O Abril Pro Rock tinha de ser diferente – pense em vibração, energia, astral e outros conceitos abstratos usados para ressaltar (ou salvar) o que sai das caixas de som. Parte desse algo mais passava por aquele sábado. Sonali (irmã de Paulo André), Fred 04 (Mundo Livre S/A) e Luciano Meira (pai de dois integrantes do Mombojó), todos com filhos estudando no Instituto Capiberibe, deram a dica: “Na escola há uma banda formada por uns meninos que você deveria ver”. O organizador chegou no ensaio sem grandes expectativas. “Se esses moleques tocarem direitinho, vou convidá-los para abrir o festival.” Eles tocaram direitinho. O cartaz e as filipetas (com arte de Angeli) podiam ser impressos com a programação definitiva. Entre as atrações do dia 21 de abril, “participação especial: Os Psicopatas”.

Vinte minutos no palco secundário do Centro de Convenções do Recife, sem direito a cachê, para mudar a vida de cinco garotos. Os Psicopatas tocaram cinco músicas pendendo para o hardcore (normal para a idade e a técnica). As duas primeiras, “Ela” e “Azar”, bastaram para atiçar seus fãs. Colegas de classe, crianças de menos de um metro e meio tentando pogar com as letras na ponta da língua, a maioria com camisetas pretas da banda. Os pais, igualmente uniformizados, circulavam nervosos pela frente do palco com câmeras nos ombros a registrar a proeza dos herdeiros. O vocalista anuncia “Escola” e a dedica à professora de matemática. Urros infantis na platéia, amplificados com o verso “equação é coisa de mamão” (mamão = pateta). Confiante, o garoto diz que a próxima é para aqueles que acham que eles não sabem tocar: “Pode Vir Quente Que Eu Estou Fervendo”, de Erasmo Carlos. Para fechar, “Ela” novamente. Marcante para os estranhos, inesquecível para os envolvidos.
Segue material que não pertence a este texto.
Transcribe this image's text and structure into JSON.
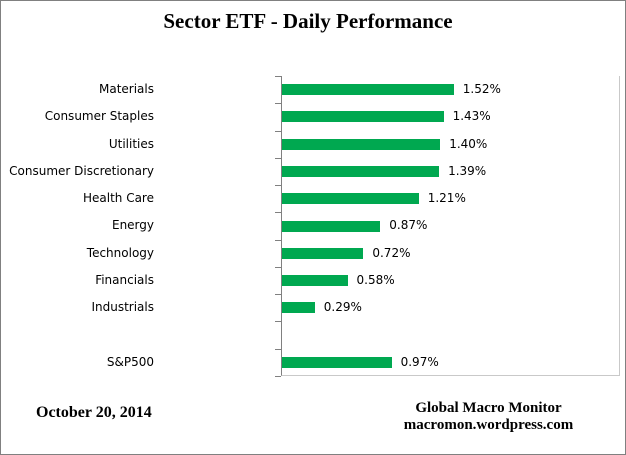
{
  "title": "Sector ETF - Daily Performance",
  "footer": {
    "date": "October 20, 2014",
    "source_name": "Global Macro Monitor",
    "source_url": "macromon.wordpress.com"
  },
  "chart_data": {
    "type": "bar",
    "orientation": "horizontal",
    "title": "Sector ETF - Daily Performance",
    "categories": [
      "Materials",
      "Consumer Staples",
      "Utilities",
      "Consumer Discretionary",
      "Health Care",
      "Energy",
      "Technology",
      "Financials",
      "Industrials",
      "S&P500"
    ],
    "values": [
      1.52,
      1.43,
      1.4,
      1.39,
      1.21,
      0.87,
      0.72,
      0.58,
      0.29,
      0.97
    ],
    "value_labels": [
      "1.52%",
      "1.43%",
      "1.40%",
      "1.39%",
      "1.21%",
      "0.87%",
      "0.72%",
      "0.58%",
      "0.29%",
      "0.97%"
    ],
    "gap_before_category": "S&P500",
    "xlabel": "",
    "ylabel": "",
    "xlim": [
      0,
      3.0
    ],
    "grid": false,
    "legend": false,
    "bar_color": "#00A850",
    "axis_color": "#808080",
    "plot_border_color": "#C9C9C9",
    "text_color": "#000000"
  }
}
Os três acordes que eram encanto nos Psicopatas viraram enfado com Os Subversivos. Não gravassem por um selo chamado Marx Not Dead (Marx Not Dead!), com logotipo trazendo o hirsuto autor de O Capital envolto em estética punk, ou cunhassem o hino “Esmague o PFL” (reivindicação plenamente compreensível, sobretudo em Pernambuco), e não restaria nada para destacar no grupo. Ah, sim: inspiram-se “na construção de uma postura cultural de ação e conscientização aliadas a uma prática politizada que encontre nos movimentos sociais seus maiores ecos e, na música e comportamento, sua maior vanguarda!”. Com esse papo xarope, não é de se espantar que o comunismo foi varrido do mapa. Para serem mais anacrônicos, aos Subversivos só falta o monograma do Partidão bordado nas cuecas.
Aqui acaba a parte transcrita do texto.